Für den Durchreisenden mag das alles gleich trostlos aussehen. Strukturelle und mentale Probleme ähneln sich. Aber wer näher hinsieht, merkt schnell: Provinz ist nicht gleich Provinz.

Dr. Matthias Rein, Pullach

"Ach, Morrison"

"Wahlkampfschlager gesucht", 10./11. Januar

Durchsichtiges Manöver eines Wahlkämpfers

Wieder einmal wird Europa in den Dienst kurzfristiger Parteiinteressen gestellt. Um ein populäres Wahlkampfthema zu haben, fabuliert Seehofer über nationale Volksabstimmungen zu EU-Fragen, ohne an die Notwendigkeit demokratischer Veränderungen innerhalb der EU zu denken. Politische Bürgerbewegungen, wie die Newropeans, setzen sich mit Nachdruck dafür ein, dass die europäischen Bürgerinnen und Bürger selbst die grundlegenden Weichenstellungen in der EU vornehmen.
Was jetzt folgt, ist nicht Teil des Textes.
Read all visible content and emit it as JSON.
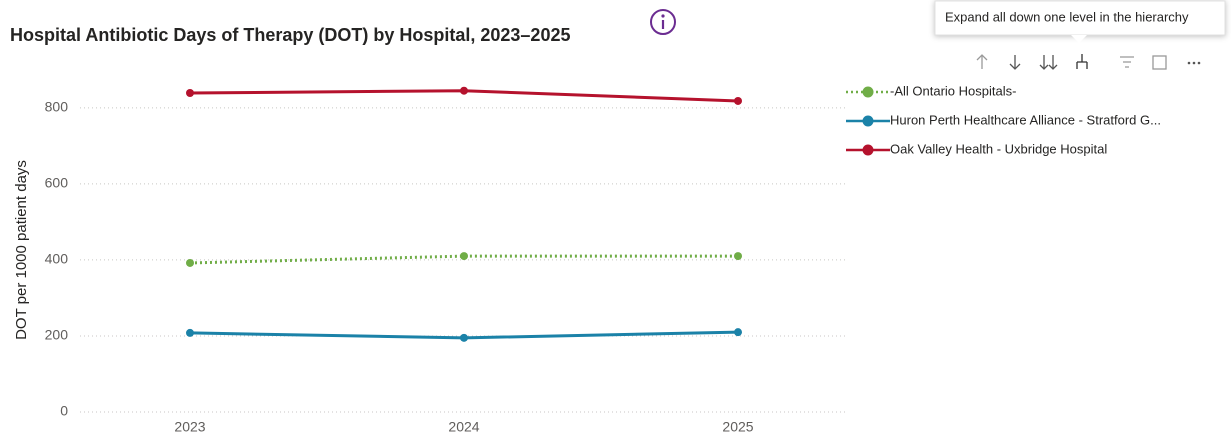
{
  "chart_data": {
    "type": "line",
    "title": "Hospital Antibiotic Days of Therapy (DOT) by Hospital, 2023–2025",
    "y_label": "DOT per 1000 patient days",
    "tooltip": "Expand all down one level in the hierarchy",
    "categories": [
      "2023",
      "2024",
      "2025"
    ],
    "series": [
      {
        "name": "-All Ontario Hospitals-",
        "color": "#70ad47",
        "line_style": "dotted",
        "values": [
          392,
          410,
          410
        ]
      },
      {
        "name": "Huron Perth Healthcare Alliance - Stratford G...",
        "color": "#1b82a8",
        "line_style": "solid",
        "values": [
          208,
          195,
          210
        ]
      },
      {
        "name": "Oak Valley Health - Uxbridge Hospital",
        "color": "#b5122d",
        "line_style": "solid",
        "values": [
          839,
          845,
          818
        ]
      }
    ],
    "ylim": [
      0,
      860
    ],
    "yticks": [
      0,
      200,
      400,
      600,
      800
    ],
    "grid": true,
    "legend": "right"
  }
}
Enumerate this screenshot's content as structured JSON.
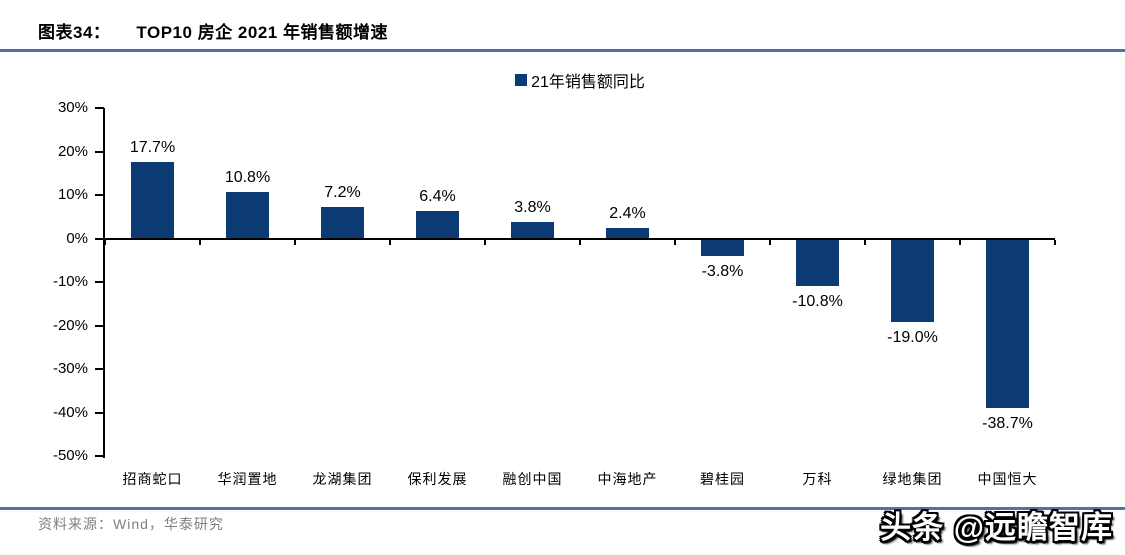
{
  "header": {
    "figure_label": "图表34：",
    "title": "TOP10 房企 2021 年销售额增速"
  },
  "legend": {
    "label": "21年销售额同比"
  },
  "chart_data": {
    "type": "bar",
    "title": "TOP10 房企 2021 年销售额增速",
    "categories": [
      "招商蛇口",
      "华润置地",
      "龙湖集团",
      "保利发展",
      "融创中国",
      "中海地产",
      "碧桂园",
      "万科",
      "绿地集团",
      "中国恒大"
    ],
    "series": [
      {
        "name": "21年销售额同比",
        "values": [
          17.7,
          10.8,
          7.2,
          6.4,
          3.8,
          2.4,
          -3.8,
          -10.8,
          -19.0,
          -38.7
        ]
      }
    ],
    "value_labels": [
      "17.7%",
      "10.8%",
      "7.2%",
      "6.4%",
      "3.8%",
      "2.4%",
      "-3.8%",
      "-10.8%",
      "-19.0%",
      "-38.7%"
    ],
    "xlabel": "",
    "ylabel": "",
    "ylim": [
      -50,
      30
    ],
    "ytick_step": 10,
    "ytick_labels": [
      "30%",
      "20%",
      "10%",
      "0%",
      "-10%",
      "-20%",
      "-30%",
      "-40%",
      "-50%"
    ],
    "grid": false,
    "legend_position": "top-center",
    "bar_color": "#0c3a73"
  },
  "footer": {
    "source": "资料来源：Wind，华泰研究",
    "watermark": "头条 @远瞻智库"
  },
  "colors": {
    "bar": "#0c3a73",
    "rule": "#4f749e",
    "axis": "#000000",
    "source_text": "#7f7f7f",
    "label_text": "#000000"
  }
}
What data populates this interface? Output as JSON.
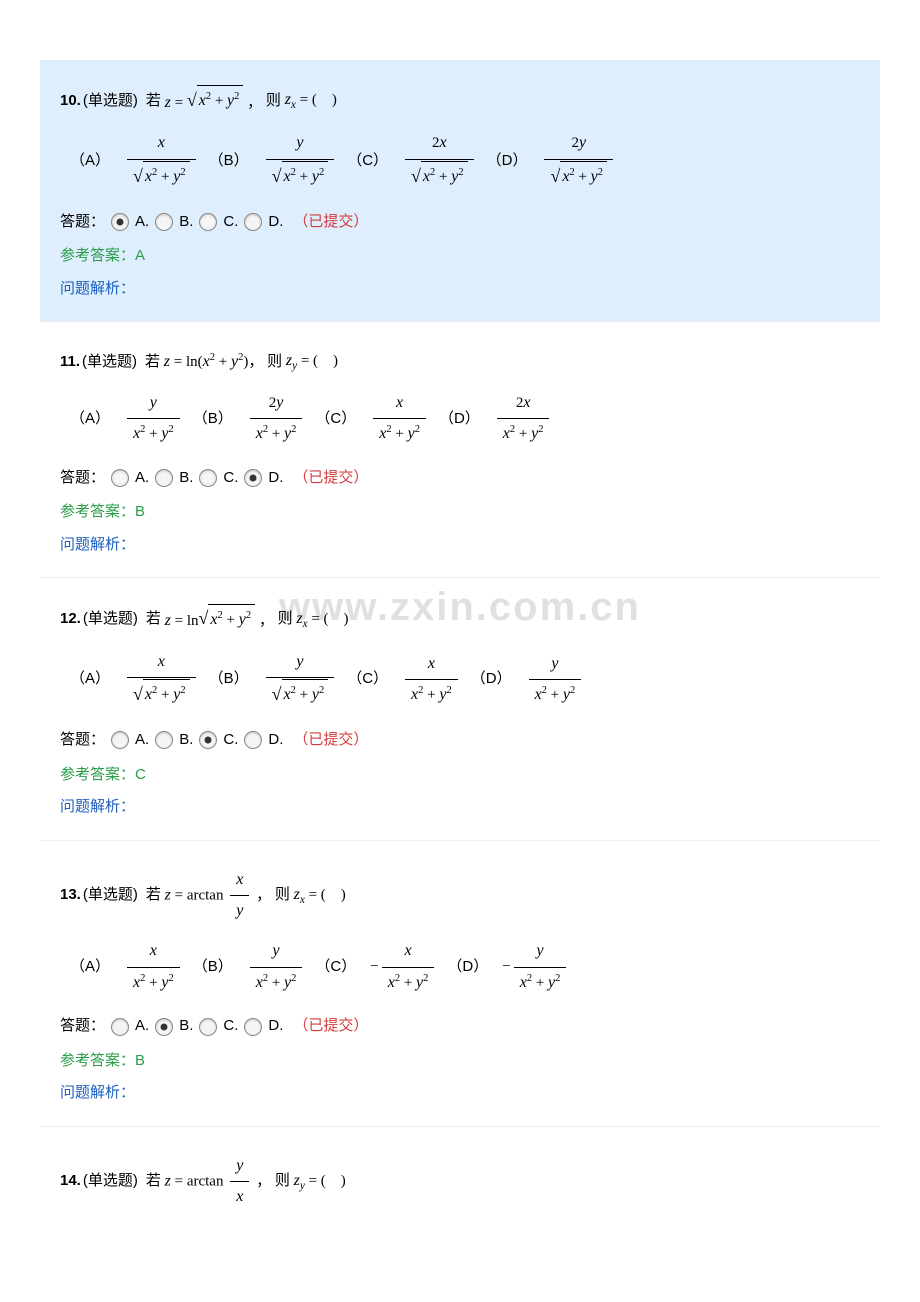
{
  "colors": {
    "highlight_bg": "#dfeefc",
    "submitted": "#d43c3c",
    "ref": "#2a9c4a",
    "analysis": "#1a5ec0"
  },
  "watermark": "www.zxin.com.cn",
  "labels": {
    "qtype": "(单选题)",
    "ruo": "若",
    "ze": "则",
    "dati": "答题：",
    "submitted": "（已提交）",
    "ref_prefix": "参考答案：",
    "analysis": "问题解析：",
    "opt_A": "（A）",
    "opt_B": "（B）",
    "opt_C": "（C）",
    "opt_D": "（D）",
    "A": "A.",
    "B": "B.",
    "C": "C.",
    "D": "D."
  },
  "questions": [
    {
      "num": "10.",
      "highlight": true,
      "selected": "A",
      "ref": "A",
      "stem_lhs": "z = √(x² + y²)",
      "stem_rhs": "zₓ = (    )",
      "opts": [
        "x / √(x² + y²)",
        "y / √(x² + y²)",
        "2x / √(x² + y²)",
        "2y / √(x² + y²)"
      ]
    },
    {
      "num": "11.",
      "highlight": false,
      "selected": "D",
      "ref": "B",
      "stem_lhs": "z = ln(x² + y²)",
      "stem_rhs": "z_y = (    )",
      "opts": [
        "y / (x² + y²)",
        "2y / (x² + y²)",
        "x / (x² + y²)",
        "2x / (x² + y²)"
      ]
    },
    {
      "num": "12.",
      "highlight": false,
      "selected": "C",
      "ref": "C",
      "stem_lhs": "z = ln√(x² + y²)",
      "stem_rhs": "zₓ = (    )",
      "opts": [
        "x / √(x² + y²)",
        "y / √(x² + y²)",
        "x / (x² + y²)",
        "y / (x² + y²)"
      ]
    },
    {
      "num": "13.",
      "highlight": false,
      "selected": "B",
      "ref": "B",
      "stem_lhs": "z = arctan(x/y)",
      "stem_rhs": "zₓ = (    )",
      "opts": [
        "x / (x² + y²)",
        "y / (x² + y²)",
        "− x / (x² + y²)",
        "− y / (x² + y²)"
      ]
    },
    {
      "num": "14.",
      "highlight": false,
      "partial": true,
      "stem_lhs": "z = arctan(y/x)",
      "stem_rhs": "z_y = (    )"
    }
  ]
}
Dazu zählen neben der Stärkung des EU-Parlaments auch Volksabstimmungen, die an einem Tag nach gleichen Regeln in der gesamten EU stattfinden. So werden europäische Fragen europäisch diskutiert und entschieden, ohne dass nationale Aspekte das Votum der Wähler verfälschen. Außerdem verhindert dies, dass Wahlkämpfer wichtige europäische Themen für Ihre Zwecke missbrauchen.

m Übrigen sei nationalen Politikern an dieser Stelle geraten, sich europäischen Themen mit dem nötigen Ernst zu widmen.